Вызвал образ Свенельда и отверг. Лицо Блуда само всплыло, но Блуд – щенок, он крутится возле Ярополка. Вспомнил: сестра Блуда за Юнусом. За верным из верных. Улыбнулся. Сказал Калокиру:
– Я перебирал мысленно своих…
– О нет! – воскликнул патрикий. – Твои люди, может, и грубы, но у них чистые души… Тебя боги твои любят. А вот мне – увы! – дорога в Константинополь заказана… покуда там кроваворукий Цимисхий.
– А что будет с договором? – спросил Святослав. – Я заключал договор с Никифором.
– Никифор желал видеть тебя и царя Петра обессиленными войной. Не вышло.

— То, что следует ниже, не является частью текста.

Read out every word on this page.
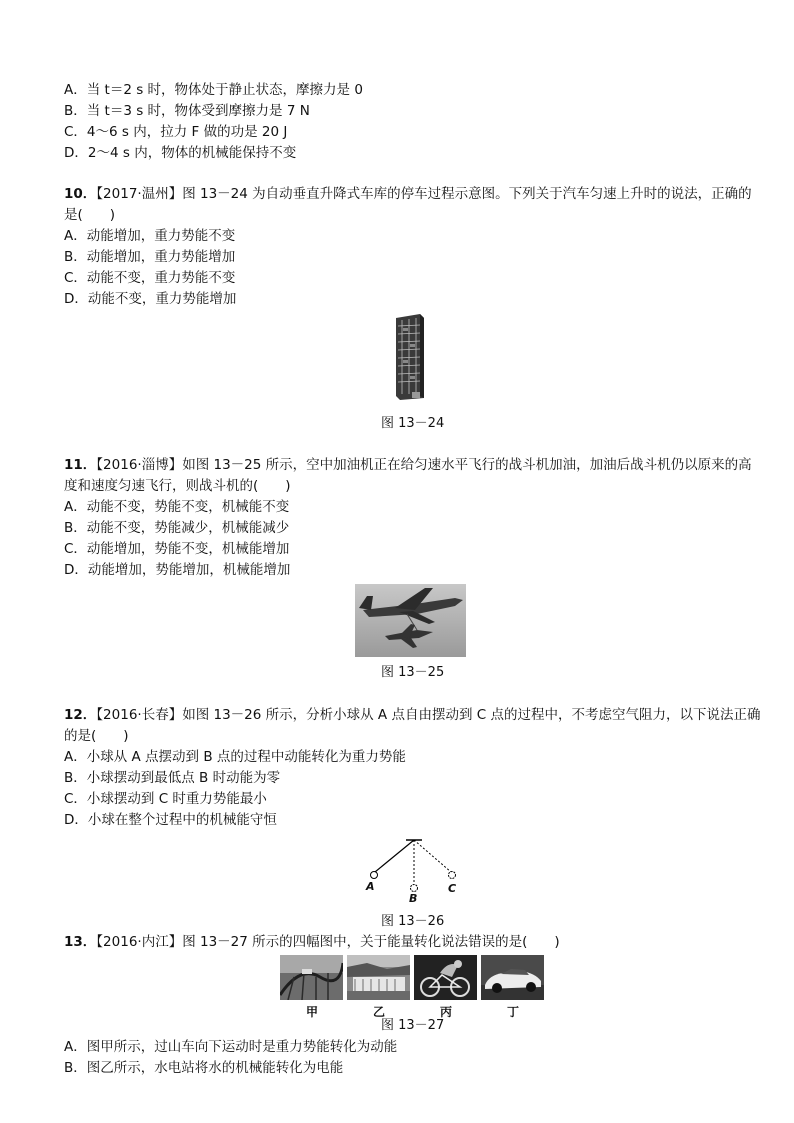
A．当 t＝2 s 时，物体处于静止状态，摩擦力是 0
B．当 t＝3 s 时，物体受到摩擦力是 7 N
C．4～6 s 内，拉力 F 做的功是 20 J
D．2～4 s 内，物体的机械能保持不变
10．【2017·温州】图 13－24 为自动垂直升降式车库的停车过程示意图。下列关于汽车匀速上升时的说法，正确的
是(　　)
A．动能增加，重力势能不变
B．动能增加，重力势能增加
C．动能不变，重力势能不变
D．动能不变，重力势能增加
图 13－24
11．【2016·淄博】如图 13－25 所示，空中加油机正在给匀速水平飞行的战斗机加油，加油后战斗机仍以原来的高
度和速度匀速飞行，则战斗机的(　　)
A．动能不变，势能不变，机械能不变
B．动能不变，势能减少，机械能减少
C．动能增加，势能不变，机械能增加
D．动能增加，势能增加，机械能增加
图 13－25
12．【2016·长春】如图 13－26 所示，分析小球从 A 点自由摆动到 C 点的过程中，不考虑空气阻力，以下说法正确
的是(　　)
A．小球从 A 点摆动到 B 点的过程中动能转化为重力势能
B．小球摆动到最低点 B 时动能为零
C．小球摆动到 C 时重力势能最小
D．小球在整个过程中的机械能守恒
A
B
C
图 13－26
13．【2016·内江】图 13－27 所示的四幅图中，关于能量转化说法错误的是(　　)
甲	乙	丙	丁
图 13－27
A．图甲所示，过山车向下运动时是重力势能转化为动能
B．图乙所示，水电站将水的机械能转化为电能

Твои удивительные победы поразили не столько болгар, сколько василевса. Он даже вспомнил о детях Феофано, которых собирался оскопить, а потом решил женить на дочерях Петра. И переженил бы, если бы Петр не умер от ужаса перед твоими полками.
– Я из Переяславца не уйду, – набычил голову Святослав.
– И слава Богу! Князь! Я горю желанием посвятить тебя в тайные свои думы, а такие думы можно доверить только другу. Близкому другу.
Святослав чуть приподнял правую бровь, глянул на Калокира быстро, но так, что успел в сердце заглянуть. Сей погляд был унаследован от матушки, от вещей Ольги, а может, и от деда – от вещего Олега. У Калокира и впрямь колодой лежала на душе тайна, однако недоброго Святослав не почувствовал.
– Давай побратаемся! – предложил он вдруг. – Ближе побратима не бывает.
Калокир даже вспыхнул, как юноша, от радости: он знал, сколь высоко ценят на Руси побратимство.
«Корабль с «жидким огнем» открыл для меня его сердце», – подумал патрикий о Святославе и возблагодарил самого себя за прозорливость.
Святослав же, по своему обычаю не откладывать никакого дела, поставил серебряную чашу на стол, плеснул в чашу вина, вынул кинжал из ножен и засучил левую руку по локоть.